Isotope analysis of pottery shards in theIndus Valley Civilization (IVC) site of Kotada Bhadli, showed evidence of dairy fats and proteins. Apart from understanding that the dairy industry nourished the people of this civilization, we also know that cows/buffaloes were involved rather than goats/sheep. Evidence of domestication of the cow (or auroch) is known from at least 8000BC, with many other ancient civilizations contemporaneous with the IVC showing evidence of industrial scale dairying activities. It is surmised that the IVC too had a large industry around dairy including trade between the different cities. Various literature from the vedic period references production of fluid milk, curds, butter and cheese. 2500 years hence, India still consumes a large proportion of its dairy in the form of loose fluid milk and artisanally produced value added goods, rather than industrial processing and production of a wider variety of ingredients. APEDA lists the following as value added dairy products which are manufactured in India.

Butter Fresh Butter MilK
Butter Oil
Fresh Cheese
Milk & Cream in Powder
Milk for Babies
Other Fat Skimmed milk powder
Other milk power Whole Milk


The dairy processing and infrastructure development fund (DIDF) launched in 2017-18 by the Government of India seeks to improve dairy processing with the following components that are eligible for financial support – creation, modernisation and expansion of milk processing infrastructure, manufacturing facilities for value added products, setting up of chilling infrastructure and electronic milk testing equipment at village level. I seek to contrast this with the New Zealand dairy industry that claims to produce 1500 different dairy products and formulations with minimal government support. Due to the vast and varied geography, climate and culture of India, creation of a unified dairy industry modelled on Europe or New Zealand is a challenge that is being addressed at the grassroots level.

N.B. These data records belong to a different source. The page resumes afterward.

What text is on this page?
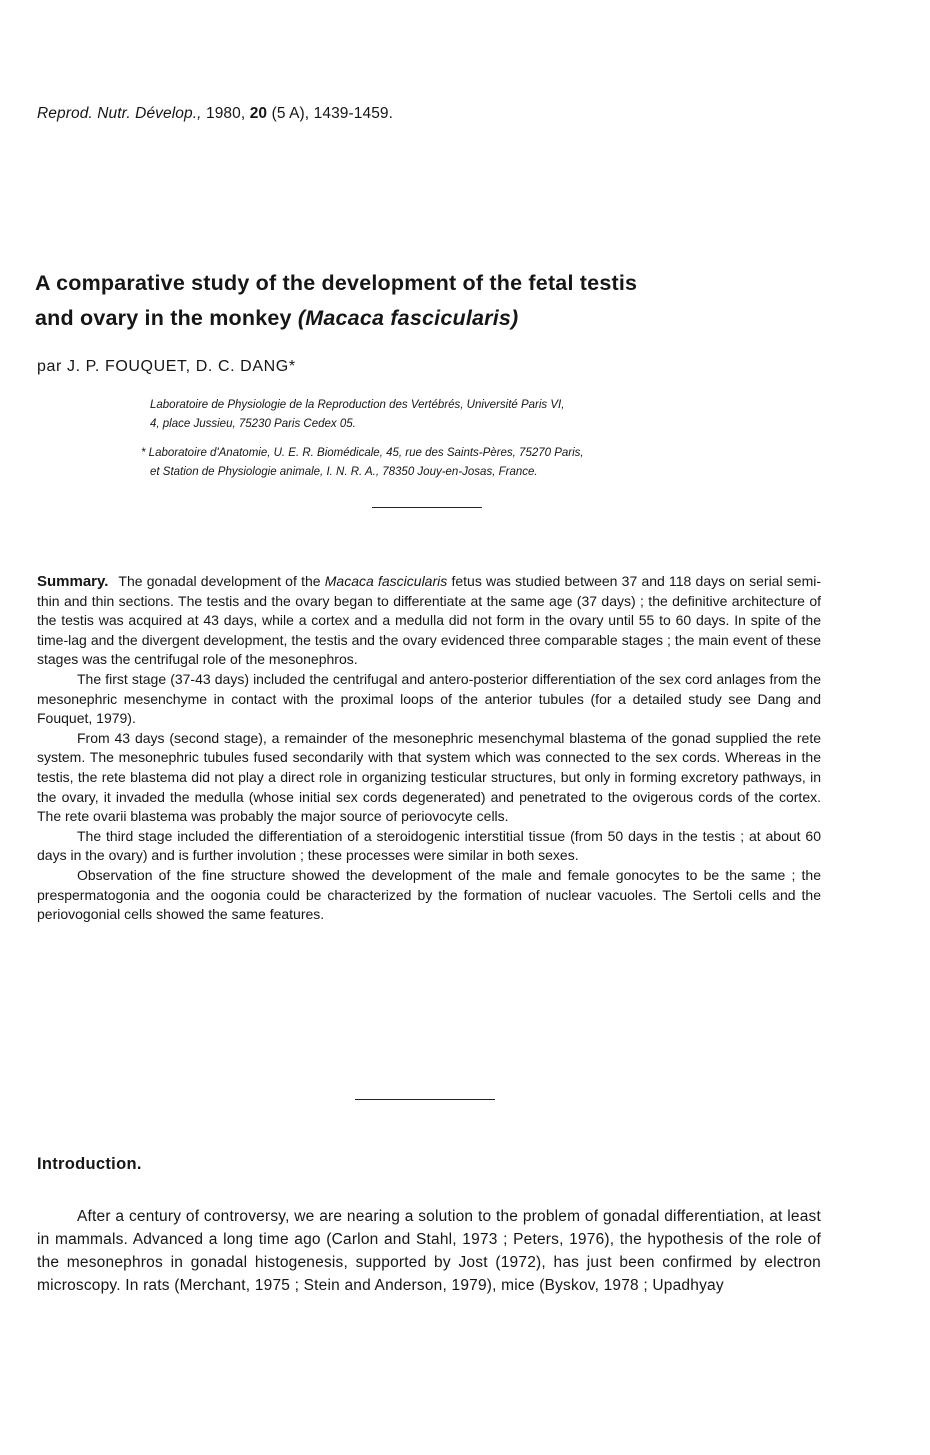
Reprod. Nutr. Dévelop., 1980, 20 (5 A), 1439-1459.
A comparative study of the development of the fetal testis
and ovary in the monkey (Macaca fascicularis)
par J. P. FOUQUET, D. C. DANG*
Laboratoire de Physiologie de la Reproduction des Vertébrés, Université Paris VI,
4, place Jussieu, 75230 Paris Cedex 05.
* Laboratoire d'Anatomie, U. E. R. Biomédicale, 45, rue des Saints-Pères, 75270 Paris,
et Station de Physiologie animale, I. N. R. A., 78350 Jouy-en-Josas, France.

Summary. The gonadal development of the Macaca fascicularis fetus was studied between 37 and 118 days on serial semi-thin and thin sections. The testis and the ovary began to differentiate at the same age (37 days) ; the definitive architecture of the testis was acquired at 43 days, while a cortex and a medulla did not form in the ovary until 55 to 60 days. In spite of the time-lag and the divergent development, the testis and the ovary evidenced three comparable stages ; the main event of these stages was the centrifugal role of the mesonephros.

The first stage (37-43 days) included the centrifugal and antero-posterior differentiation of the sex cord anlages from the mesonephric mesenchyme in contact with the proximal loops of the anterior tubules (for a detailed study see Dang and Fouquet, 1979).

From 43 days (second stage), a remainder of the mesonephric mesenchymal blastema of the gonad supplied the rete system. The mesonephric tubules fused secondarily with that system which was connected to the sex cords. Whereas in the testis, the rete blastema did not play a direct role in organizing testicular structures, but only in forming excretory pathways, in the ovary, it invaded the medulla (whose initial sex cords degenerated) and penetrated to the ovigerous cords of the cortex. The rete ovarii blastema was probably the major source of periovocyte cells.

The third stage included the differentiation of a steroidogenic interstitial tissue (from 50 days in the testis ; at about 60 days in the ovary) and is further involution ; these processes were similar in both sexes.

Observation of the fine structure showed the development of the male and female gonocytes to be the same ; the prespermatogonia and the oogonia could be characterized by the formation of nuclear vacuoles. The Sertoli cells and the periovogonial cells showed the same features.

Introduction.

After a century of controversy, we are nearing a solution to the problem of gonadal differentiation, at least in mammals. Advanced a long time ago (Carlon and Stahl, 1973 ; Peters, 1976), the hypothesis of the role of the mesonephros in gonadal histogenesis, supported by Jost (1972), has just been confirmed by electron microscopy. In rats (Merchant, 1975 ; Stein and Anderson, 1979), mice (Byskov, 1978 ; Upadhyay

India produces 187 of the 816 million tons of global milk. Co-operative milk unions procured 17 -18 million tons of milk (48.04 million kg per day – NDDB) which is less than 10% of the total milk produced in India. The private sector’s contribution to production of value added products in India, is therefore key. Private dairy companies have hitherto been focusing on stabilizing their operations, but over the past couple of years expanded rapidly into value addition. The stated goals also include capacity expansion and national footprints. Most private dairies are currently regional players.

Whey production can be taken as an example. Europe and the US are key producers of whey proteins globally. This is largely derived from cheese production from which approximately 95% of liquid whey is produced. The remaining 5% comes from casein production. Both of these are not produced in significant quantities in India. India produces paneer, cottage cheese whose side stream is not suitable for whey production. Usage of Rennet makes the difference in production of cheese. If the whey is really going to be used as protein supplement then the paneer production process will not support the actual nutritional profile that is expected. Whereas in case of enzyme processed cheese, high quality whey gets separated without the heating process. Hence even big milk processors are not involving in whey production where they manufacture paneer. Paneer processing results in production of large quantities of whey that not only results in loss of valuable nutrients but also raises serious environmental concerns for its disposal due to its high biological oxygen demand. In India alone, it is estimated that about 100 million kg of whey is annually derived as a by-product, which may cause substantial loss of about 70,000 tons of nutritious whey solids (https://doi.org/10.1007/s13197-016-2218-8). The other problem of course is that western style cheese is getting popular in India only recently.

In conclusion, it is not an easy task to change millennia old habits of consuming dairy products. This leads to the associated problem of not being able to value add the side streams. Complexity is added by the lack of adequate infrastructure for production and market accessibility for processed dairy products which could lead to some raw material available for protein production. For the dairy market to add value, it is necessary therefore that consumer demand matures towards higher value products.